Understanding Seq2Seq Neural Networks – Part 2: Embeddings for Sequence Inputs
Source: Dev.to

Recap of Part 1
In the previous article we introduced the sequence‑to‑sequence (Seq2Seq) problem and discussed how to handle variable‑length inputs and outputs.
Handling Variable‑Length Sequences with LSTM
We already know how to use Long Short‑Term Memory (LSTM) units for this purpose.
For example, given the input sentence “Let’s go”:
- Feed “Let’s” into the LSTM.
- Unroll the LSTM and feed “go” as the second input.

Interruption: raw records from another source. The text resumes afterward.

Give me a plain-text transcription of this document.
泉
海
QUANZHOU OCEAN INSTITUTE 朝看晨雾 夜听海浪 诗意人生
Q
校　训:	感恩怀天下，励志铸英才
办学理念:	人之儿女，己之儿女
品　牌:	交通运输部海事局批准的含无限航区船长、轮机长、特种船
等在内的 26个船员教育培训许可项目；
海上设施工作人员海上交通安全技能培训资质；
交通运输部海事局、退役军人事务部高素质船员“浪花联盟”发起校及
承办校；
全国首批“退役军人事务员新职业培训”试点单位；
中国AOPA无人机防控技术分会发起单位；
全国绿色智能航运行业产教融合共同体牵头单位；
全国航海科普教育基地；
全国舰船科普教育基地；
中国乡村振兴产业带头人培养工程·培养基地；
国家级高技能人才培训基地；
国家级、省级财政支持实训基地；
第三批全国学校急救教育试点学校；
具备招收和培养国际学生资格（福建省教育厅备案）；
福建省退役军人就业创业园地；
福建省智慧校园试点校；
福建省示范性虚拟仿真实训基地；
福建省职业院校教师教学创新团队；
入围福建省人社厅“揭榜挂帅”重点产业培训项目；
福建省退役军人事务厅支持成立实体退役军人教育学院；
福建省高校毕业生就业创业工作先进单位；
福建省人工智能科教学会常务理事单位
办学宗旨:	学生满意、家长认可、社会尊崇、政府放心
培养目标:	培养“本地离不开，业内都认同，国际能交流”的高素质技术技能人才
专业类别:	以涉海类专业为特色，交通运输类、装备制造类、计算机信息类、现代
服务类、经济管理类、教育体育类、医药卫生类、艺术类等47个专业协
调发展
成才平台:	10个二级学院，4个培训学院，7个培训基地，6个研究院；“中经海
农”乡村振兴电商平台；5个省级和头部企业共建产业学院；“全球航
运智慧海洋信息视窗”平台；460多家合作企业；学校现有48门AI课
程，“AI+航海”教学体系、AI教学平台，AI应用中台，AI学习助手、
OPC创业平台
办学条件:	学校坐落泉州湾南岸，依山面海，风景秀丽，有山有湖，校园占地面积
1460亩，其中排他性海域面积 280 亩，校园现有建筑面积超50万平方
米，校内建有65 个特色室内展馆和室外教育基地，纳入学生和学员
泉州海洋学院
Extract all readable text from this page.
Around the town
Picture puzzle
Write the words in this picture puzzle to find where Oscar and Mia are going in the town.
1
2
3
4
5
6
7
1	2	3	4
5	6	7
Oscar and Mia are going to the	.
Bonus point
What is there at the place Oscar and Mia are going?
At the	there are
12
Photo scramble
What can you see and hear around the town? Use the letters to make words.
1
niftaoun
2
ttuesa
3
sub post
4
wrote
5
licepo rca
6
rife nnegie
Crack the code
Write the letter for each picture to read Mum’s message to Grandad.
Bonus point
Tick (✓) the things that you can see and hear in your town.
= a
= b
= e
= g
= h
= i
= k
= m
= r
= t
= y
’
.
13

Embedding Layer for Sequence Inputs
We can’t feed raw words directly into a neural network. Instead, we use an embedding layer to convert each word into a numeric vector.

Vocabulary and Tokens
To keep the example simple, the English vocabulary for our Encoder–Decoder model contains only three words:
- “Let’s”
- “to”
- “go”
It also includes the EOS (End‑of‑Sentence) symbol. Because the vocabulary mixes words and symbols, each element is referred to as a token.
For illustration, we assign two embedding dimensions per token (instead of the typical hundreds or thousands).
Next Steps
Now that we have an embedding layer for the input vocabulary, the next step is to connect it to the LSTM. We’ll explore that in the next article.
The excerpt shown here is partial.